NASA  Ames  Wendy Stenzel

The mission was first conceived 35 years ago and detected planets by looking for the way a star's light dims when a planet crosses the star's face. Kepler has also identified thousands more possible planets that are pending further investigation. "Its discoveries have shed a new light on our place in the universe, and illuminated the tantalising mysteries and possibilities among the stars". The spacecraft discovered planets in all shapes and sizes and groupings. The second phase of Kepler's mission was called K2 and the discoveries in this extended mission further improved our understanding of planets and planetary systems. High-quality data from ground-based telescopes requires long observations on the largest telescopes-precious resources that limit the number of planets that can be observed.We now know that there are at least as many planets in the galaxy as there are stars, and many of those planets are quite unlike what we have here in the solar system. TESS will become the newest exoplanet hunter NASA will use to continue to survey the sky and discover new worlds. That means they're located at distances from their parent stars where liquid water - a vital ingredient to life as we know it - might pool on the planet surface. "It was an extremely clever approach to doing this kind of science", said Leslie Livesay, director for astronomy and physics at NASA's Jet Propulsion Laboratory, who served as Kepler project manager during mission development.

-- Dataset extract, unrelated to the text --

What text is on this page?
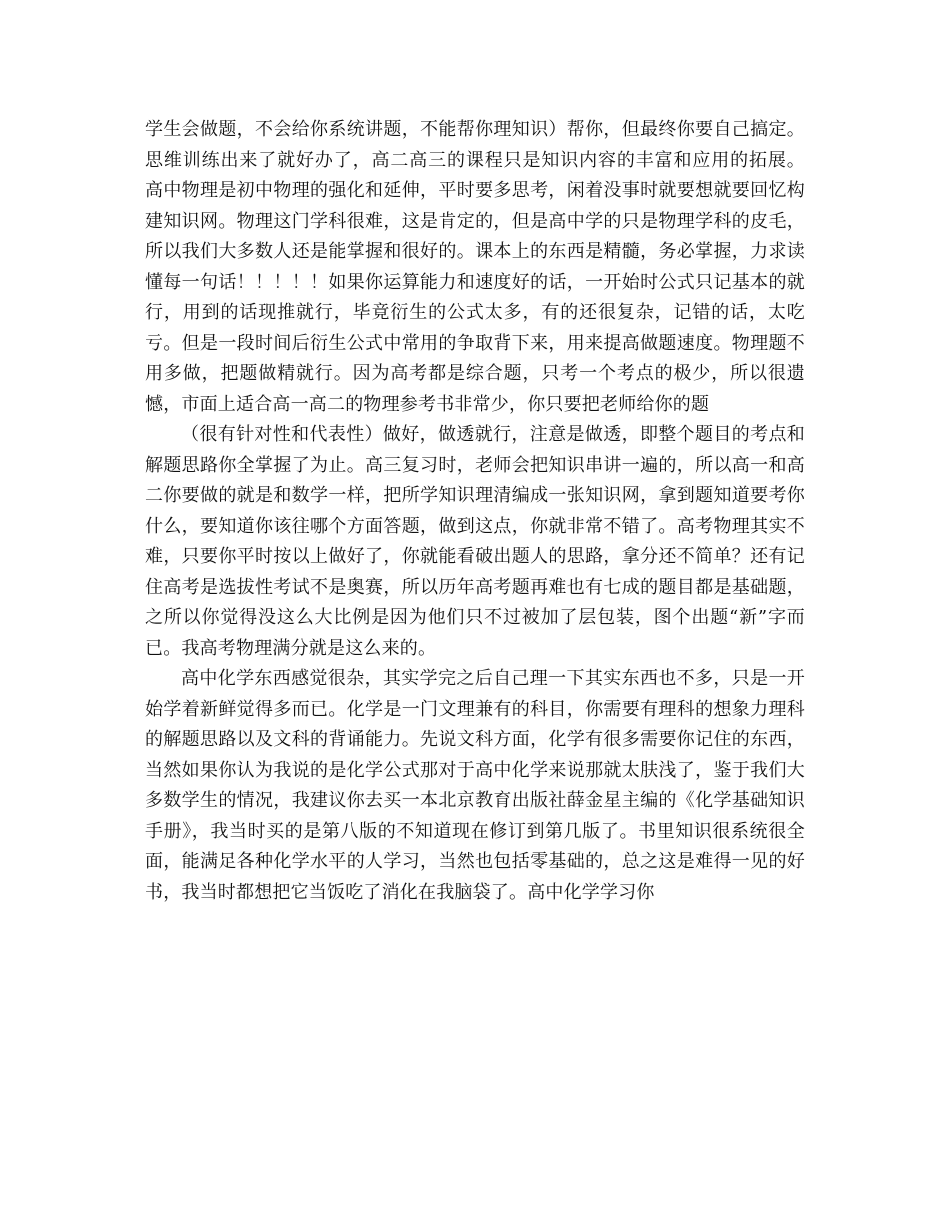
学生会做题，不会给你系统讲题，不能帮你理知识）帮你，但最终你要自己搞定。思维训练出来了就好办了，高二高三的课程只是知识内容的丰富和应用的拓展。 高中物理是初中物理的强化和延伸，平时要多思考，闲着没事时就要想就要回忆构建知识网。物理这门学科很难，这是肯定的，但是高中学的只是物理学科的皮毛，所以我们大多数人还是能掌握和很好的。课本上的东西是精髓，务必掌握，力求读懂每一句话！！！！！如果你运算能力和速度好的话，一开始时公式只记基本的就行，用到的话现推就行，毕竟衍生的公式太多，有的还很复杂，记错的话，太吃亏。但是一段时间后衍生公式中常用的争取背下来，用来提高做题速度。物理题不用多做，把题做精就行。因为高考都是综合题，只考一个考点的极少，所以很遗憾，市面上适合高一高二的物理参考书非常少，你只要把老师给你的题

（很有针对性和代表性）做好，做透就行，注意是做透，即整个题目的考点和解题思路你全掌握了为止。高三复习时，老师会把知识串讲一遍的，所以高一和高二你要做的就是和数学一样，把所学知识理清编成一张知识网，拿到题知道要考你什么，要知道你该往哪个方面答题，做到这点，你就非常不错了。高考物理其实不难，只要你平时按以上做好了，你就能看破出题人的思路，拿分还不简单？还有记住高考是选拔性考试不是奥赛，所以历年高考题再难也有七成的题目都是基础题，之所以你觉得没这么大比例是因为他们只不过被加了层包装，图个出题“新”字而已。我高考物理满分就是这么来的。

高中化学东西感觉很杂，其实学完之后自己理一下其实东西也不多，只是一开始学着新鲜觉得多而已。化学是一门文理兼有的科目，你需要有理科的想象力理科的解题思路以及文科的背诵能力。先说文科方面，化学有很多需要你记住的东西，当然如果你认为我说的是化学公式那对于高中化学来说那就太肤浅了，鉴于我们大多数学生的情况，我建议你去买一本北京教育出版社薛金星主编的《化学基础知识手册》，我当时买的是第八版的不知道现在修订到第几版了。书里知识很系统很全面，能满足各种化学水平的人学习，当然也包括零基础的，总之这是难得一见的好书，我当时都想把它当饭吃了消化在我脑袋了。高中化学学习你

Four years into the mission, after the primary mission objectives had been met, mechanical failures temporarily halted observations. The mission was re-christened as K2 and continued finding planets for another half decade.

The Mikulski Archive for Space Telescopes or MAST at the Space Telescope Science Institute will make the data accumulated over almost a decade of deep space observation available to the public.

"If you only pick out the ones that are getting toward the end of their life then you can make a story, but if you look at the entire portfolio of spacecraft, I don't think we have a problem at all, I think we are in a golden age of NASA science", Hertz said.

Both missions can be described as having put scientists a step closer in the search for extraterrestrial life, and data sets from both will continue to provide scientists with discoveries for many years. Kepler's more advanced successor is the Transiting Exoplanet Survey Satellite (TESS), launched in April.

With Kepler retiring after an illustrious planet-hunting career, a new telescope will take its place.